One of the most difficult pieces of league organization is team formation. Team formation brings together a lot of different factors including groups, skill balance, and attendance among other things.
The primary goal when building the team generation piece of the Ann Arbor Ultimate league application was to make this an easy process (select captains, choose number of teams, click “Go!”). Other goals of the league and the team generation feature are:
- We want to allow players to sign up by themselves or in a small group. We strong believe that reducing the barrier for entry (vs. similar clique/bring-your-own-team leagues) is key in introducing the sport to more players.
- Each team should have the same number of women on it (+/- 1, based on the number of registrations).
- Each team should be roughly equivalent in number and skill (i.e. playing time should be equal and any team should be able to beat any other team).

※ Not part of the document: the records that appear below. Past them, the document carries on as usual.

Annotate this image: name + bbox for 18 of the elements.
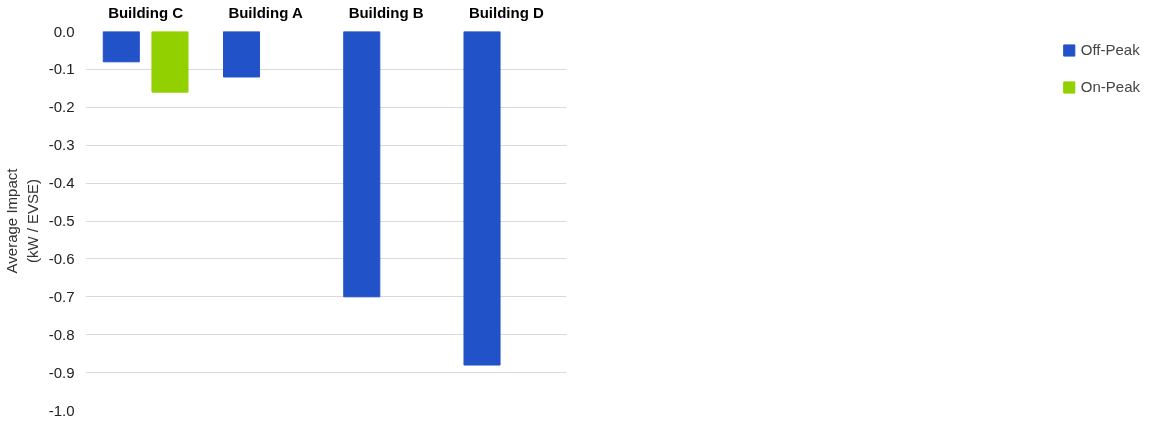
legend-label: Off-Peak — [1080, 41, 1140, 58]
y-tick-label: -0.5 — [48, 212, 75, 229]
y-tick-label: -0.1 — [48, 60, 75, 78]
y-tick-label: 0.0 — [53, 22, 75, 40]
y-tick-label: -0.3 — [48, 136, 75, 154]
y-tick-label: -0.2 — [48, 98, 75, 116]
y-tick-label: -1.0 — [48, 401, 75, 419]
y-axis-title: Average Impact (kW / EVSE) — [3, 167, 41, 274]
x-tick-label: Building A — [228, 3, 303, 21]
x-tick-label: Building D — [468, 3, 545, 21]
legend-label: On-Peak — [1080, 78, 1140, 95]
x-tick-label: Building B — [348, 3, 424, 21]
y-tick-label: -0.4 — [48, 174, 75, 192]
y-tick-label: -0.7 — [48, 287, 75, 305]
y-tick-label: -0.8 — [48, 325, 75, 343]
x-tick-label: Building C — [108, 3, 184, 21]
y-tick-label: -0.9 — [48, 363, 75, 381]
y-tick-label: -0.6 — [48, 249, 75, 267]
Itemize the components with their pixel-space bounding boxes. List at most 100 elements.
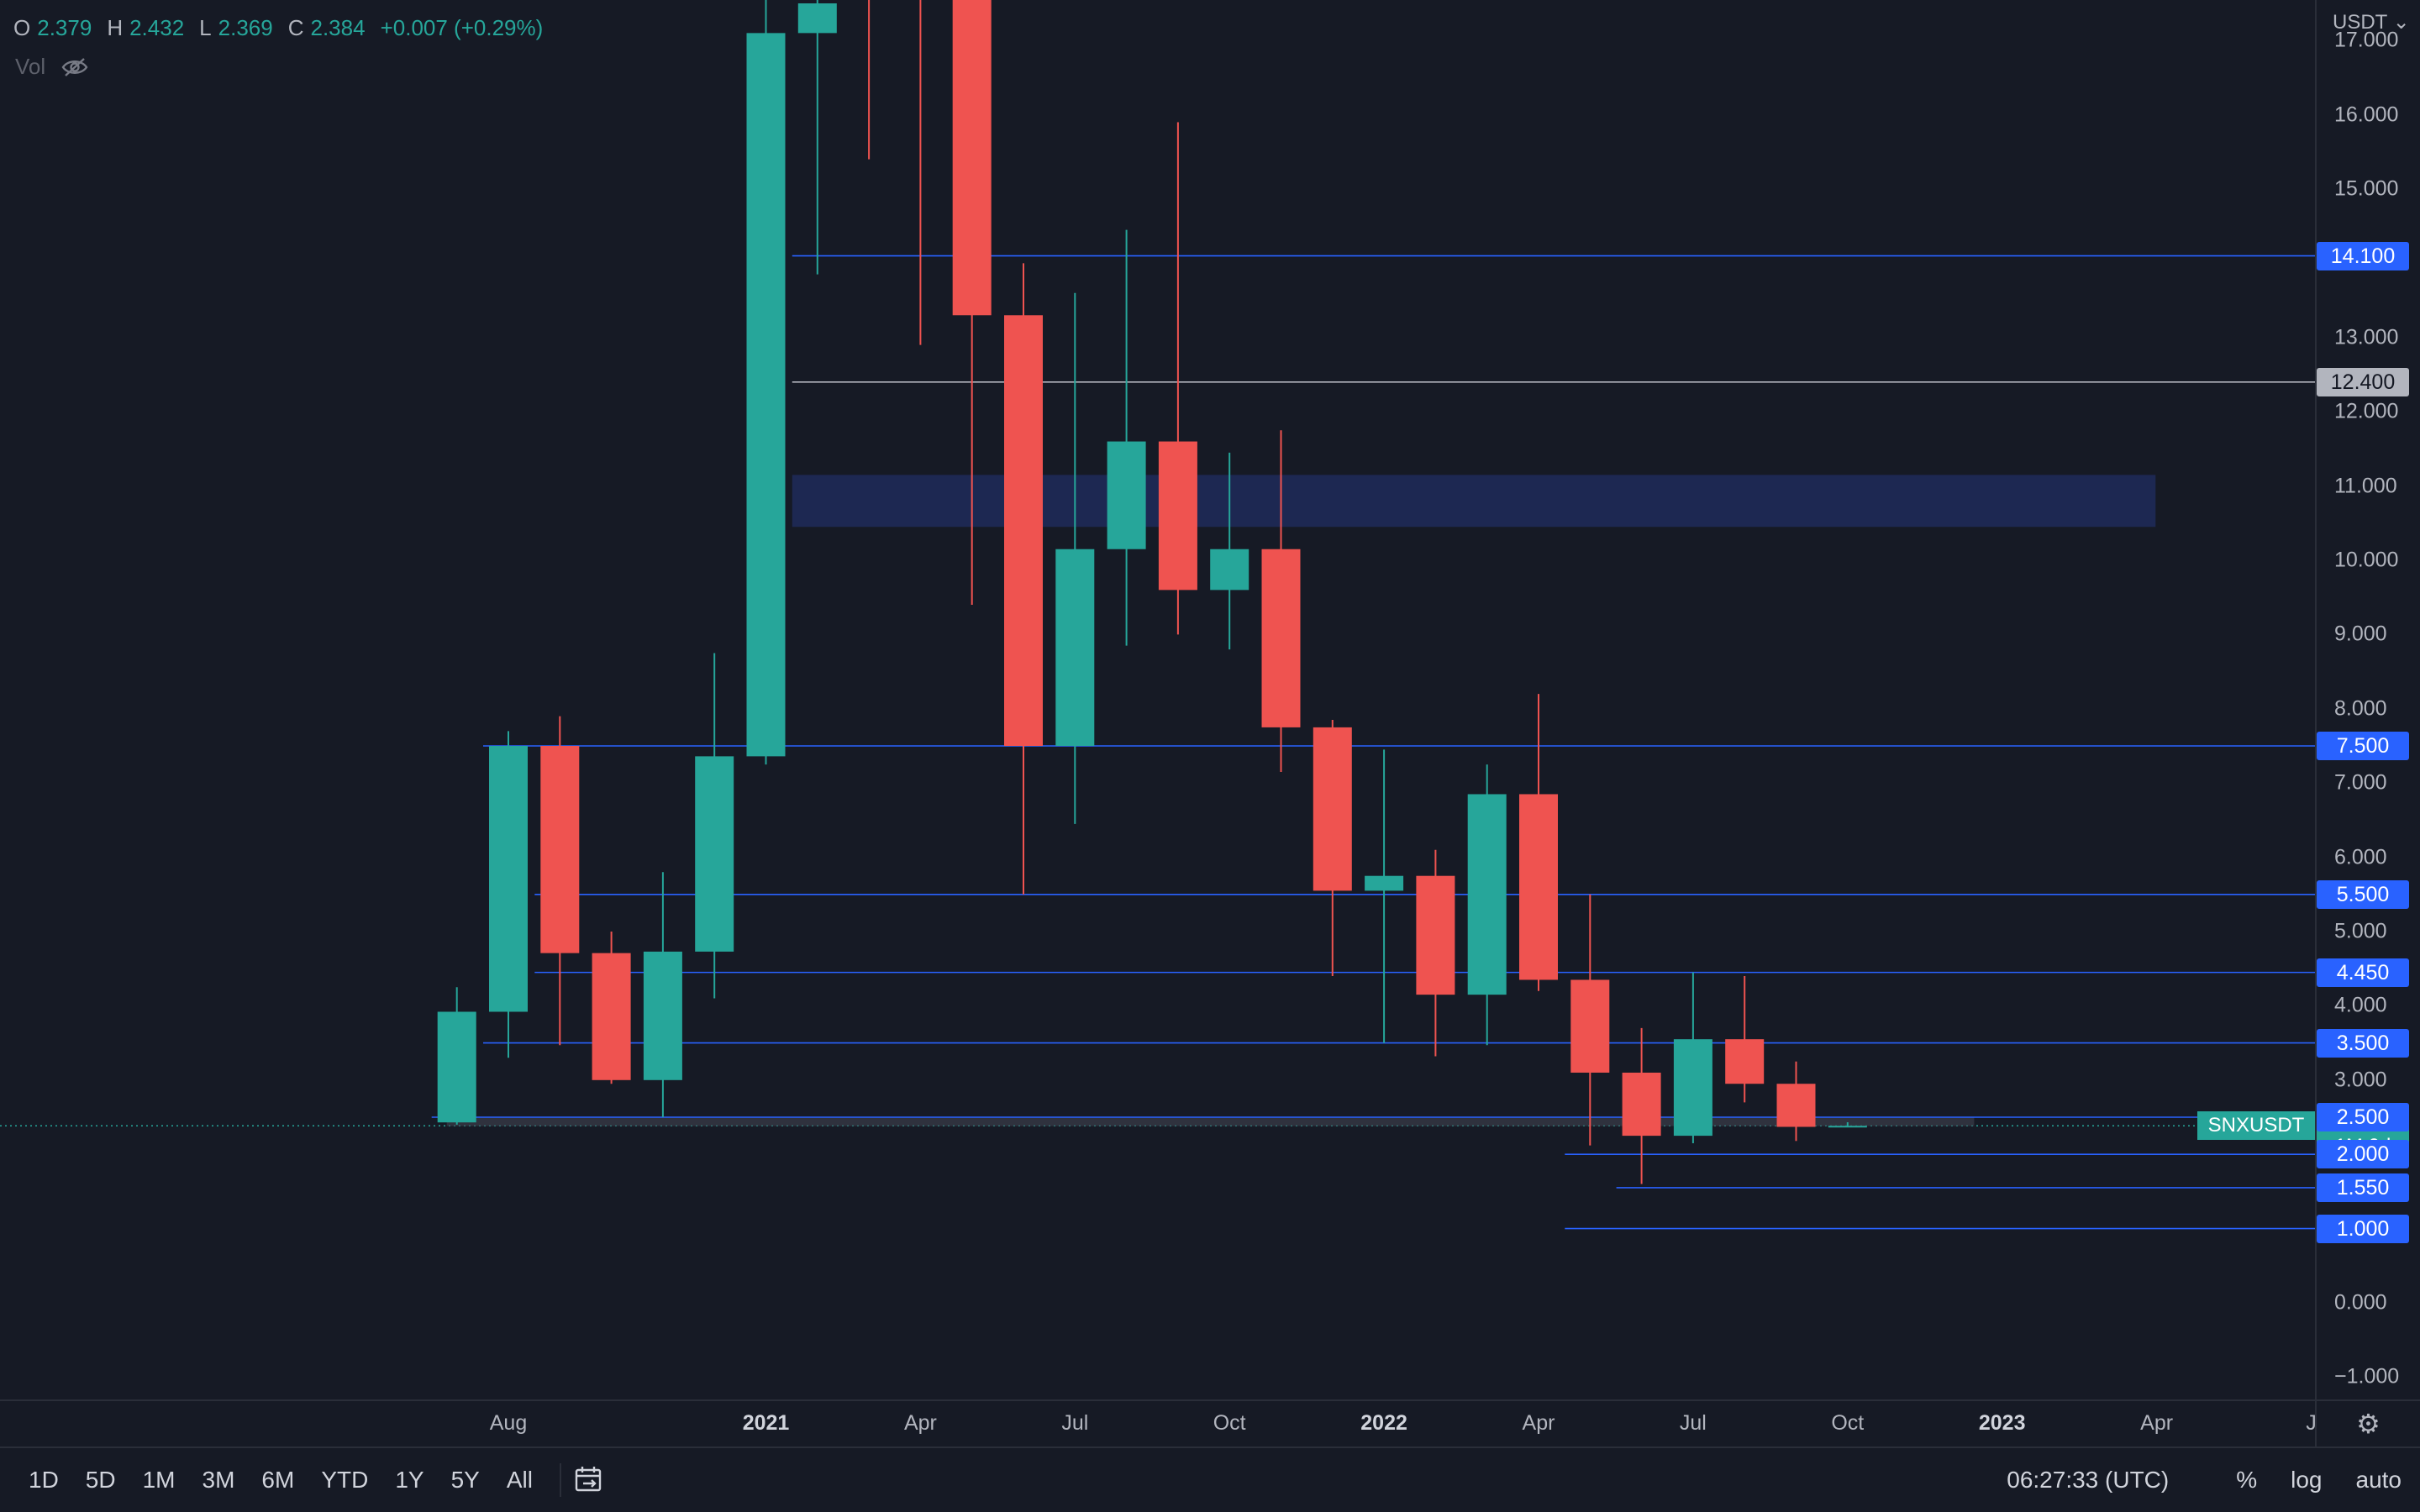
level-price-label: 1.550 bbox=[2317, 1173, 2409, 1202]
price-tick-label: 15.000 bbox=[2334, 176, 2399, 201]
range-ytd-button[interactable]: YTD bbox=[321, 1467, 369, 1493]
candle-body-2021-05 bbox=[952, 0, 992, 316]
candle-body-2021-06 bbox=[1004, 315, 1043, 746]
price-tick-label: 5.000 bbox=[2334, 919, 2387, 943]
price-tick-label: 12.000 bbox=[2334, 399, 2399, 423]
time-axis[interactable] bbox=[0, 1399, 2315, 1446]
time-tick-label: Apr bbox=[2140, 1411, 2174, 1435]
price-axis[interactable] bbox=[2315, 0, 2420, 1399]
time-tick-label: 2021 bbox=[742, 1411, 790, 1435]
time-tick-label: Apr bbox=[903, 1411, 937, 1435]
candle-body-2022-06 bbox=[1622, 1072, 1661, 1137]
percent-toggle[interactable]: % bbox=[2236, 1467, 2258, 1493]
settings-gear-icon[interactable]: ⚙ bbox=[2315, 1399, 2420, 1446]
price-tick-label: 13.000 bbox=[2334, 325, 2399, 349]
time-tick-label: 2022 bbox=[1360, 1411, 1407, 1435]
change-value: +0.007 (+0.29%) bbox=[380, 15, 544, 40]
utc-clock[interactable]: 06:27:33 (UTC) bbox=[2007, 1467, 2170, 1493]
range-1m-button[interactable]: 1M bbox=[142, 1467, 176, 1493]
range-all-button[interactable]: All bbox=[506, 1467, 533, 1493]
candle-body-2020-11 bbox=[643, 951, 682, 1080]
range-3m-button[interactable]: 3M bbox=[202, 1467, 235, 1493]
support-band bbox=[446, 1117, 1975, 1126]
range-1d-button[interactable]: 1D bbox=[29, 1467, 59, 1493]
candle-body-2022-08 bbox=[1725, 1039, 1765, 1084]
time-tick-label: Jul bbox=[1679, 1411, 1707, 1435]
level-price-label: 1.000 bbox=[2317, 1214, 2409, 1243]
candle-body-2020-09 bbox=[540, 746, 580, 953]
time-tick-label: 2023 bbox=[1978, 1411, 2026, 1435]
range-5d-button[interactable]: 5D bbox=[85, 1467, 116, 1493]
time-tick-label: Aug bbox=[489, 1411, 528, 1435]
range-6m-button[interactable]: 6M bbox=[261, 1467, 295, 1493]
currency-label: USDT bbox=[2333, 11, 2387, 34]
eye-hidden-icon[interactable] bbox=[60, 57, 89, 77]
candle-body-2020-10 bbox=[592, 953, 631, 1080]
date-range-icon[interactable] bbox=[573, 1465, 607, 1495]
candle-body-2021-11 bbox=[1261, 549, 1301, 727]
open-label: O bbox=[13, 15, 31, 40]
level-price-label: 3.500 bbox=[2317, 1028, 2409, 1058]
low-label: L bbox=[199, 15, 212, 40]
resistance-zone bbox=[792, 475, 2156, 528]
level-price-label: 12.400 bbox=[2317, 367, 2409, 396]
candle-body-2022-09 bbox=[1776, 1084, 1816, 1127]
candle-body-2020-08 bbox=[489, 746, 528, 1012]
candle-body-2022-07 bbox=[1673, 1039, 1712, 1137]
close-label: C bbox=[287, 15, 304, 40]
open-value: 2.379 bbox=[37, 15, 92, 40]
time-tick-label: Jul bbox=[1061, 1411, 1089, 1435]
price-tick-label: 11.000 bbox=[2334, 474, 2397, 498]
time-tick-label: Apr bbox=[1522, 1411, 1555, 1435]
time-tick-label: Oct bbox=[1213, 1411, 1246, 1435]
candle-body-2022-02 bbox=[1416, 875, 1455, 995]
candle-body-2021-08 bbox=[1107, 441, 1146, 549]
ohlc-legend: O 2.379 H 2.432 L 2.369 C 2.384 +0.007 (+0.2… bbox=[13, 15, 551, 41]
price-tick-label: 4.000 bbox=[2334, 993, 2387, 1017]
candle-body-2022-03 bbox=[1467, 794, 1507, 995]
candle-body-2021-01 bbox=[746, 33, 786, 757]
candle-body-2021-07 bbox=[1055, 549, 1095, 746]
price-tick-label: −1.000 bbox=[2334, 1364, 2400, 1389]
toolbar-divider bbox=[559, 1463, 561, 1497]
time-tick-label: Oct bbox=[1831, 1411, 1865, 1435]
candle-body-2022-10 bbox=[1828, 1126, 1867, 1128]
volume-label: Vol bbox=[15, 54, 46, 79]
candle-body-2021-09 bbox=[1158, 441, 1197, 591]
price-tick-label: 17.000 bbox=[2334, 28, 2399, 52]
level-price-label: 4.450 bbox=[2317, 958, 2409, 987]
range-1y-button[interactable]: 1Y bbox=[395, 1467, 424, 1493]
candle-body-2021-02 bbox=[797, 3, 837, 34]
price-tick-label: 16.000 bbox=[2334, 102, 2399, 127]
candle-body-2021-10 bbox=[1210, 549, 1249, 591]
level-price-label: 2.000 bbox=[2317, 1140, 2409, 1169]
level-price-label: 14.100 bbox=[2317, 241, 2409, 270]
time-tick-label: J bbox=[2306, 1411, 2317, 1435]
price-chart[interactable] bbox=[0, 0, 2315, 1399]
log-toggle[interactable]: log bbox=[2291, 1467, 2323, 1493]
candle-body-2021-12 bbox=[1313, 727, 1352, 891]
chevron-down-icon: ⌄ bbox=[2392, 11, 2410, 34]
high-value: 2.432 bbox=[129, 15, 185, 40]
low-value: 2.369 bbox=[218, 15, 273, 40]
level-price-label: 5.500 bbox=[2317, 879, 2409, 909]
range-5y-button[interactable]: 5Y bbox=[450, 1467, 480, 1493]
price-tick-label: 10.000 bbox=[2334, 548, 2399, 572]
candle-body-2022-05 bbox=[1570, 979, 1610, 1073]
candle-body-2022-04 bbox=[1519, 794, 1558, 980]
level-price-label: 2.500 bbox=[2317, 1103, 2409, 1131]
level-price-label: 7.500 bbox=[2317, 732, 2409, 760]
price-tick-label: 8.000 bbox=[2334, 696, 2387, 721]
price-tick-label: 6.000 bbox=[2334, 845, 2387, 869]
candle-body-2020-07 bbox=[437, 1011, 476, 1123]
candle-body-2022-01 bbox=[1365, 875, 1404, 891]
auto-toggle[interactable]: auto bbox=[2355, 1467, 2402, 1493]
price-tick-label: 9.000 bbox=[2334, 622, 2387, 646]
price-tick-label: 3.000 bbox=[2334, 1068, 2387, 1092]
candle-body-2020-12 bbox=[695, 756, 734, 952]
bottom-toolbar: 1D 5D 1M 3M 6M YTD 1Y 5Y All 06:27:33 (U… bbox=[0, 1446, 2420, 1512]
currency-selector[interactable]: USDT ⌄ bbox=[2333, 10, 2410, 34]
price-tick-label: 7.000 bbox=[2334, 770, 2387, 795]
price-tick-label: 0.000 bbox=[2334, 1290, 2387, 1315]
volume-legend: Vol bbox=[15, 54, 89, 80]
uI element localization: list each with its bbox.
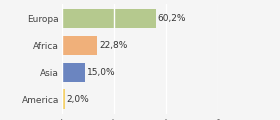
Text: 2,0%: 2,0% — [66, 95, 89, 104]
Text: 60,2%: 60,2% — [158, 14, 186, 23]
Bar — [62, 90, 65, 109]
Text: 15,0%: 15,0% — [87, 68, 115, 77]
Bar — [62, 9, 156, 28]
Bar — [62, 63, 85, 82]
Bar — [62, 36, 97, 55]
Text: 22,8%: 22,8% — [99, 41, 127, 50]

- By using an open-source algorithm to generate teams (generate, not form), we are removing the human element and giving league organizers a bit of a scape-goat. Bad team? Really good team? At least they can’t fully blame the organizers. It’s work in progress. :)
These goals were largely achieved, but it has gone under a number of revisions. For instance, we’ve reversed the distribution placing lower ranked players first. We placed a higher importance on splitting up new players than splitting up veterans. This was just one change, but seems to give us slightly better results.
How does it work?
Each player is basically defined by three characteristics; their gender, their composite rating, and their attendance. The composite rating is determined by providing a weight for each of the skill answers provided. Each player is then placed into groups, which are ordered by size and then combined skill.
Teams are generated by first placing captains. After that, all groups with a woman are placed according to the number of women and skill. Finally, men are placed based on group size and skill level.
After a few seconds, you’ve got your teams. The output should have an even number of women, an even number of total players, and skill levels and attendance that are pretty close.